A single note is useful. A connected set of notes is a memory. mage organizes notes into a shallow, two-level scope — wings and rooms — and renders the whole thing as a graph you can navigate, both as an always-loaded text index and visually in Obsidian.

A wing is the top-level scope a note belongs to: typically a project, a repo, a service, or even a person. A room is a topic within a wing — the second level.

Both come from a note’s tags. A tag is written wing/room, and mage reads the two segments directly:

  • the first segment is the wing (billing/payments -> billing)
  • the rest is the room (billing/payments -> payments)

So a note tagged billing/payments lives in the payments room of the billing wing. (This split is exactly what noteWing and noteRoom compute in src/note.ts.)

A wing is an optional convention, never a necessity. An untagged note is perfectly valid — it simply indexes under “Cross-cutting” instead of a named wing. Reach for a wing only when your knowledge base spans more than one top-level scope. An in-repo knowledge base for a single small repo may need no wings at all.

The first tag is primary, but a note can multi-home

Section titled “The first tag is primary, but a note can multi-home”

A note may carry several tags. The first tag is its primary wing — it drives the note’s color in the graph and its ownership. But the note is indexed under every wing it is tagged with. This is multi-home: a note that genuinely belongs to two scopes (say a web -> payments coupling) is findable from either wing’s index. This mirrors how Obsidian itself treats a note with #a #b — it belongs to both groups. (See noteWings in src/note.ts, and ADR-0012 in mage’s knowledge base.)

You do not navigate a mage knowledge base by reading every note. You read one file first: INDEX.md.

INDEX.md is a generated, compact index — one line per note (its type, title, keywords, and a link to the file), grouped by wing. It is the “what is known here” summary an agent loads before doing anything else, so it knows what exists and can decide which notes are worth opening. The project’s AGENTS.md tells every agent to read INDEX.md first and open only the notes the task actually touches.

INDEX.md is deterministic and idempotent — it is regenerated from the notes by mage index (a hidden plumbing command, fired automatically; you rarely run it by hand).
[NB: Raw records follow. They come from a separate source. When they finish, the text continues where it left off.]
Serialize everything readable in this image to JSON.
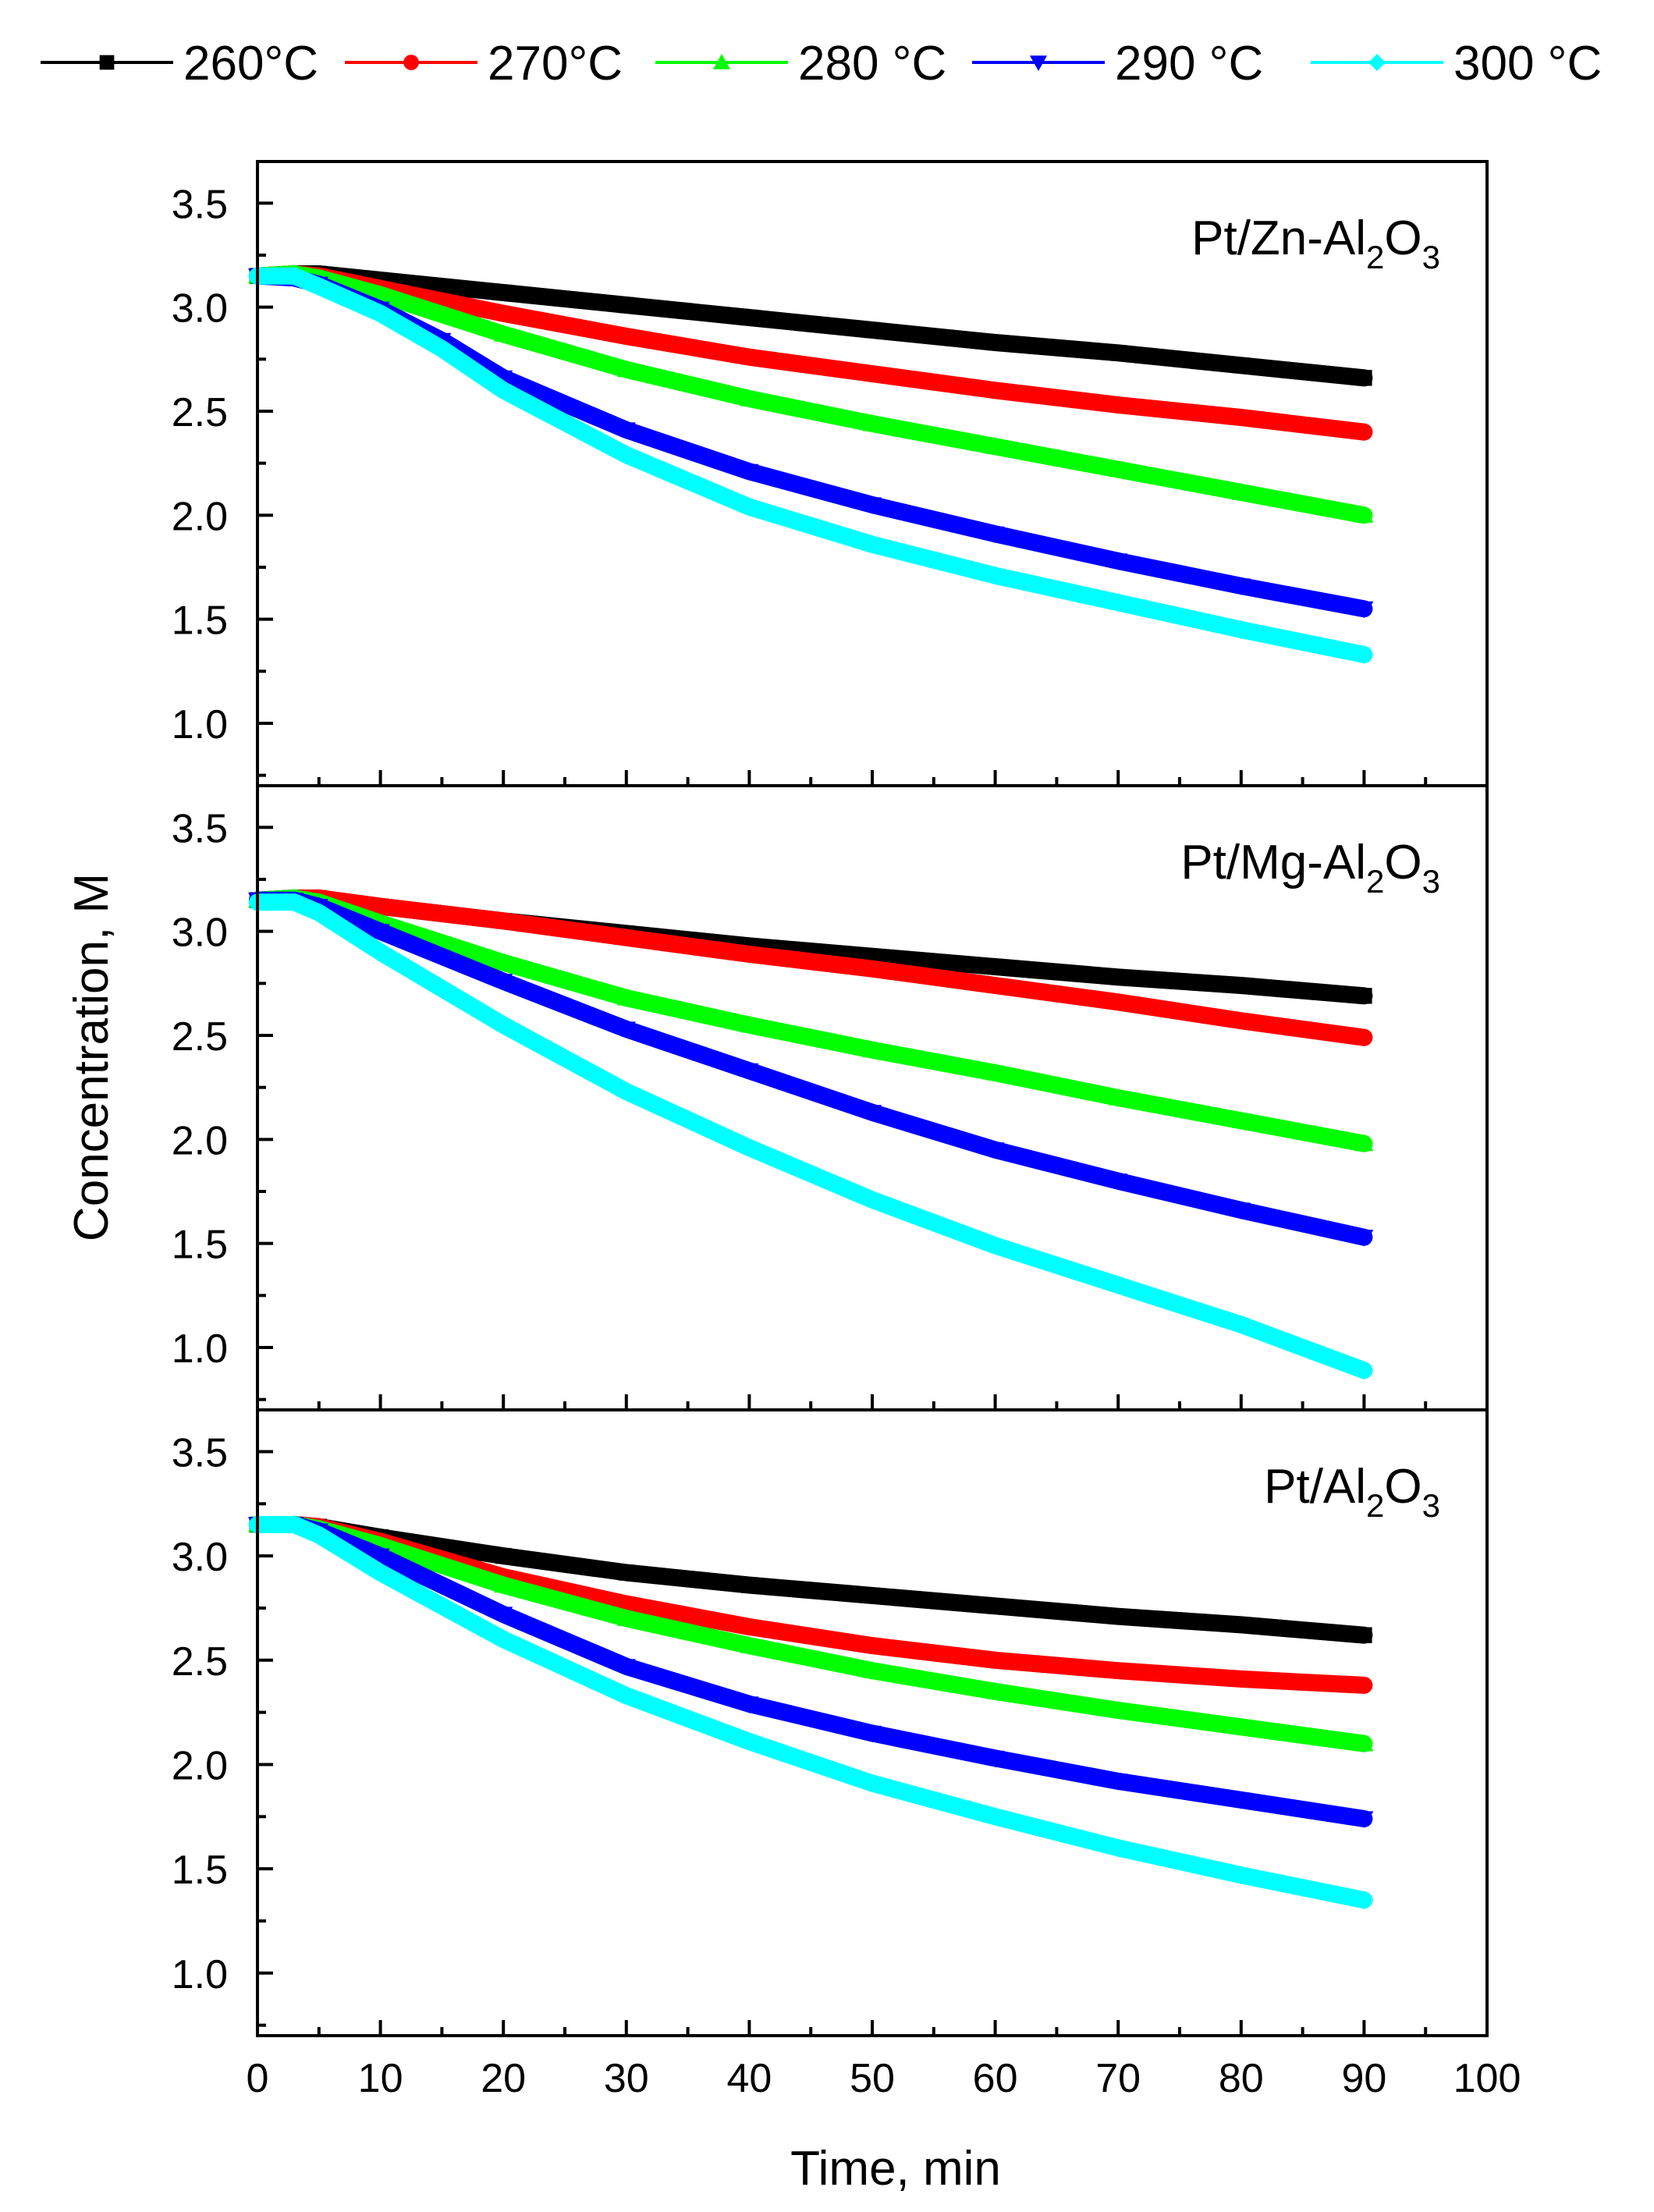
{
  "chart_data": {
    "type": "line",
    "x_axis": {
      "label": "Time, min",
      "range": [
        0,
        100
      ],
      "ticks": [
        0,
        10,
        20,
        30,
        40,
        50,
        60,
        70,
        80,
        90,
        100
      ],
      "tick_labels": [
        "0",
        "10",
        "20",
        "30",
        "40",
        "50",
        "60",
        "70",
        "80",
        "90",
        "100"
      ]
    },
    "y_axis": {
      "label": "Concentration, M",
      "range": [
        0.7,
        3.7
      ],
      "ticks": [
        1.0,
        1.5,
        2.0,
        2.5,
        3.0,
        3.5
      ],
      "tick_labels": [
        "1.0",
        "1.5",
        "2.0",
        "2.5",
        "3.0",
        "3.5"
      ]
    },
    "grid": false,
    "legend": {
      "placement": "top",
      "items": [
        {
          "label": "260°C",
          "color": "#000000",
          "marker": "square"
        },
        {
          "label": "270°C",
          "color": "#ff0000",
          "marker": "circle"
        },
        {
          "label": "280 °C",
          "color": "#00ff00",
          "marker": "triangle-up"
        },
        {
          "label": "290 °C",
          "color": "#0000ff",
          "marker": "triangle-down"
        },
        {
          "label": "300 °C",
          "color": "#00ffff",
          "marker": "diamond"
        }
      ]
    },
    "panels": [
      {
        "label_parts": [
          [
            "Pt/Zn-Al",
            "normal"
          ],
          [
            "2",
            "sub"
          ],
          [
            "O",
            "normal"
          ],
          [
            "3",
            "sub"
          ]
        ],
        "series": [
          {
            "name": "260°C",
            "x": [
              0,
              3,
              5,
              10,
              20,
              30,
              40,
              50,
              60,
              70,
              80,
              90
            ],
            "y": [
              3.15,
              3.16,
              3.16,
              3.13,
              3.07,
              3.01,
              2.95,
              2.89,
              2.83,
              2.78,
              2.72,
              2.66
            ]
          },
          {
            "name": "270°C",
            "x": [
              0,
              3,
              5,
              10,
              20,
              30,
              40,
              50,
              60,
              70,
              80,
              90
            ],
            "y": [
              3.15,
              3.16,
              3.15,
              3.09,
              2.97,
              2.86,
              2.76,
              2.68,
              2.6,
              2.53,
              2.47,
              2.4
            ]
          },
          {
            "name": "280 °C",
            "x": [
              0,
              3,
              5,
              10,
              20,
              30,
              40,
              50,
              60,
              70,
              80,
              90
            ],
            "y": [
              3.15,
              3.16,
              3.14,
              3.06,
              2.87,
              2.7,
              2.56,
              2.44,
              2.33,
              2.22,
              2.11,
              2.0
            ]
          },
          {
            "name": "290 °C",
            "x": [
              0,
              3,
              5,
              10,
              15,
              20,
              30,
              40,
              50,
              60,
              70,
              80,
              90
            ],
            "y": [
              3.15,
              3.14,
              3.11,
              2.99,
              2.84,
              2.66,
              2.41,
              2.21,
              2.05,
              1.91,
              1.78,
              1.66,
              1.55
            ]
          },
          {
            "name": "300 °C",
            "x": [
              0,
              3,
              5,
              10,
              15,
              20,
              30,
              40,
              50,
              60,
              70,
              80,
              90
            ],
            "y": [
              3.15,
              3.15,
              3.1,
              2.97,
              2.8,
              2.6,
              2.29,
              2.04,
              1.86,
              1.71,
              1.58,
              1.45,
              1.33
            ]
          }
        ]
      },
      {
        "label_parts": [
          [
            "Pt/Mg-Al",
            "normal"
          ],
          [
            "2",
            "sub"
          ],
          [
            "O",
            "normal"
          ],
          [
            "3",
            "sub"
          ]
        ],
        "series": [
          {
            "name": "260°C",
            "x": [
              0,
              3,
              5,
              10,
              20,
              30,
              40,
              50,
              60,
              70,
              80,
              90
            ],
            "y": [
              3.15,
              3.16,
              3.16,
              3.12,
              3.05,
              2.99,
              2.93,
              2.88,
              2.83,
              2.78,
              2.74,
              2.69
            ]
          },
          {
            "name": "270°C",
            "x": [
              0,
              3,
              5,
              10,
              20,
              30,
              40,
              50,
              60,
              70,
              80,
              90
            ],
            "y": [
              3.15,
              3.16,
              3.16,
              3.12,
              3.05,
              2.97,
              2.89,
              2.82,
              2.74,
              2.66,
              2.57,
              2.49
            ]
          },
          {
            "name": "280 °C",
            "x": [
              0,
              3,
              5,
              10,
              20,
              30,
              40,
              50,
              60,
              70,
              80,
              90
            ],
            "y": [
              3.15,
              3.16,
              3.14,
              3.04,
              2.85,
              2.68,
              2.55,
              2.43,
              2.32,
              2.2,
              2.09,
              1.98
            ]
          },
          {
            "name": "290 °C",
            "x": [
              0,
              3,
              5,
              10,
              20,
              30,
              40,
              50,
              60,
              70,
              80,
              90
            ],
            "y": [
              3.15,
              3.15,
              3.12,
              3.0,
              2.76,
              2.53,
              2.33,
              2.13,
              1.95,
              1.8,
              1.66,
              1.53
            ]
          },
          {
            "name": "300 °C",
            "x": [
              0,
              3,
              5,
              10,
              20,
              30,
              40,
              50,
              60,
              70,
              80,
              90
            ],
            "y": [
              3.14,
              3.14,
              3.09,
              2.9,
              2.55,
              2.23,
              1.96,
              1.71,
              1.49,
              1.3,
              1.11,
              0.89
            ]
          }
        ]
      },
      {
        "label_parts": [
          [
            "Pt/Al",
            "normal"
          ],
          [
            "2",
            "sub"
          ],
          [
            "O",
            "normal"
          ],
          [
            "3",
            "sub"
          ]
        ],
        "series": [
          {
            "name": "260°C",
            "x": [
              0,
              3,
              5,
              10,
              20,
              30,
              40,
              50,
              60,
              70,
              80,
              90
            ],
            "y": [
              3.15,
              3.15,
              3.14,
              3.09,
              3.0,
              2.92,
              2.86,
              2.81,
              2.76,
              2.71,
              2.67,
              2.62
            ]
          },
          {
            "name": "270°C",
            "x": [
              0,
              3,
              5,
              10,
              20,
              30,
              40,
              50,
              60,
              70,
              80,
              90
            ],
            "y": [
              3.15,
              3.15,
              3.14,
              3.07,
              2.9,
              2.77,
              2.66,
              2.57,
              2.5,
              2.45,
              2.41,
              2.38
            ]
          },
          {
            "name": "280 °C",
            "x": [
              0,
              3,
              5,
              10,
              20,
              30,
              40,
              50,
              60,
              70,
              80,
              90
            ],
            "y": [
              3.15,
              3.15,
              3.13,
              3.05,
              2.86,
              2.7,
              2.57,
              2.45,
              2.35,
              2.26,
              2.18,
              2.1
            ]
          },
          {
            "name": "290 °C",
            "x": [
              0,
              3,
              5,
              10,
              20,
              30,
              40,
              50,
              60,
              70,
              80,
              90
            ],
            "y": [
              3.15,
              3.15,
              3.12,
              3.0,
              2.72,
              2.47,
              2.29,
              2.15,
              2.03,
              1.92,
              1.83,
              1.74
            ]
          },
          {
            "name": "300 °C",
            "x": [
              0,
              3,
              5,
              10,
              20,
              30,
              40,
              50,
              60,
              70,
              80,
              90
            ],
            "y": [
              3.15,
              3.15,
              3.1,
              2.92,
              2.6,
              2.33,
              2.11,
              1.91,
              1.75,
              1.6,
              1.47,
              1.35
            ]
          }
        ]
      }
    ]
  }
}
Because it is derived, you never edit it directly: you change a note, and the index follows. The index is registry-enriched but never registry-dependent — notes are found and grouped by tag alone, so the index works even with no project registry at all (ADR-0011).

Because every note is plain markdown with standard markdown links between notes (never [[wikilinks]]), a mage knowledge base opens cleanly as an Obsidian vault. mage scaffolds a minimal .obsidian/ config so the graph view is useful out of the box — without taking on any Obsidian dependency, and without ever clobbering settings you have already customized.

The most visible touch is wing coloring. mage deterministically assigns each wing a color from a fixed, visually distinct palette and writes those color groups into the Obsidian graph config, so each wing’s notes cluster in their own hue. The palette (defined in src/obsidian.ts) cycles through:

  • blue, red, green, amber, purple, teal, orange, magenta

Wings are sorted before assignment, so the mapping is stable across runs (a wing keeps its color). The color group is keyed on an Obsidian search query (tag:#<wing>), which also matches the nested #<wing>/<room> tags underneath it. When your set of wings changes, mage index refreshes the color groups in place and leaves every other graph setting untouched.

A note’s links become edges in this graph; wings become colored clusters; the index is the table of contents over all of it.